Oxford University researchers are launching a new app that asks people to help identify old pictures ranging from flooded city streets to pre-First World War spy photos.

The Historic Environment Image Resource (HEIR) is an archive of 38,000 digitised slides which until now has remained uncatalogued.

Researchers at the Institute of Archaeology have already digitised 11,000 of the 100-year-old images, all taken by Oxford academics, and will soon be releasing an app to allow people view the images and help identify them.

Project co-director Dr Sally Crawford said the images would become available from May.

She added: “There will be a searchable database, and a mobile app which will allow people to re-photograph the modern place, side-by-side with the old image.

“Anything we have got in our archive will be available to look at.

“We have local pictures of the trams and colleges of Oxford, of streets flooded, and excavations in the city, and we are going to use the power of crowd-sourcing to help us identify them.”

Slides from around the world will be available to view, including a few surprise discoveries which have already been made.
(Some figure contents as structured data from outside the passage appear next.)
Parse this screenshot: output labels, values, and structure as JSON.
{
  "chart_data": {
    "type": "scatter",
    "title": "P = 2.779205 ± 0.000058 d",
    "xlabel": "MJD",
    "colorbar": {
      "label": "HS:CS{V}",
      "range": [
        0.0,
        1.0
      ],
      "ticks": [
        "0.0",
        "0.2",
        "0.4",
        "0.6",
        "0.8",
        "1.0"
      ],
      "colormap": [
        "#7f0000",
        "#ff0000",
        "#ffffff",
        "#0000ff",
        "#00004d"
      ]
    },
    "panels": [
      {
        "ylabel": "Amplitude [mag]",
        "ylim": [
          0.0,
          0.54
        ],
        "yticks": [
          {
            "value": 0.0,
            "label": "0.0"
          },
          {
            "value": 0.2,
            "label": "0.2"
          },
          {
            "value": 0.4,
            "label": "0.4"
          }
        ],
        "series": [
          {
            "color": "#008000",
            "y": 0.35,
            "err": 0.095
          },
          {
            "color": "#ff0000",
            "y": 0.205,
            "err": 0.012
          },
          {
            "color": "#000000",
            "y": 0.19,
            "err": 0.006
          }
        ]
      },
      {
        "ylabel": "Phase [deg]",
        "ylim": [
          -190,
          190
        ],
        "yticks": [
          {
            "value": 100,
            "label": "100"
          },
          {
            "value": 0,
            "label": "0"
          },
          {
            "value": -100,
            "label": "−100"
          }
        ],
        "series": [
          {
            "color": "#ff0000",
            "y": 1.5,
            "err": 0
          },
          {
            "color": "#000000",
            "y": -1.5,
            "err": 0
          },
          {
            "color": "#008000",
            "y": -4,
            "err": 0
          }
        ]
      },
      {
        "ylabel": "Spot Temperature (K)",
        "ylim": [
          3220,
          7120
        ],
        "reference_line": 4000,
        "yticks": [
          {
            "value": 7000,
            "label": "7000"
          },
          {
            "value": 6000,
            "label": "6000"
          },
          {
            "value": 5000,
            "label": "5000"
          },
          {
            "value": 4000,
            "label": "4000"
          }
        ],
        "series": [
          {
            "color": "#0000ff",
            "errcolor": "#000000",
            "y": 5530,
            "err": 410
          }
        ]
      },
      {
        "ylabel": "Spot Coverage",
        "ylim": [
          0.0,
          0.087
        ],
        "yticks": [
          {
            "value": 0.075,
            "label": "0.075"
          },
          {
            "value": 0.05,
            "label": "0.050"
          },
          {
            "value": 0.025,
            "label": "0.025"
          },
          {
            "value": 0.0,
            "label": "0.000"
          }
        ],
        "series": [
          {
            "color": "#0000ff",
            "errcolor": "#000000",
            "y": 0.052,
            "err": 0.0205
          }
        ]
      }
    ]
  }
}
Dr Crawford said: “Our volunteers were digitising images by John Myres of Greece and Crete from the 1880s-1900s, and they commented that for an archaeologist, there are a surprising number of pictures of warships and harbours.”

Born in 1869, Mr Myres was an Oxford don and archaeologist who travelled extensively throughout the Mediterranean in the late 1800s and early 1900s.

When the First World War broke out, however, he became a captain in British Naval Intelligence and was nicknamed the Blackbeard of the Aegean for his unerring attacks on strategic military sites in the area.

Dr Crawford said: “These discoveries were a bit of a surprise. Was he gathering military intelligence before the war?

“British archaeologists have long insisted that while other countries used their schools in Athens for intelligence gathering, the British never did anything like that.

“But there are pictures titled Piraeus – Russian Man O’War, and Crete – Inside the Insurgents’ Headquarters.

“These are not archaeological photos. If Myres happened to be taking pictures and there just happened to be a Russian warship in the way, so be it.

“And if some nice Cretan insurgents invited him back to theirs for a cup of tea... Well, he wasn’t going to say no.”

The app and database will be released on Friday, May 15, to coincide with the Ashmolean Museum’s LiveFriday event.

Dr Crawford added: “What other stories might be uncovered in the archive?

“There are many images where different eyes will be able to see something we don’t. That’s why this resource is too important to lose.

“These are pictures that in many cases have not been looked at for a hundred years or more, and they are stuck in an archive when they should be available for everyone to see.

“I was trying it out in Cornmarket the other day.

“I took a picture of St Michael at the Northgate and I was able to see it alongside the old picture.

“It was really interesting to see how the old building next to it has changed over the years.

“We’re hoping people can use the app as a sort of a treasure hunt. There are images from all over the world including a large collection of mystery photographs that we’re hoping people can help us identify.”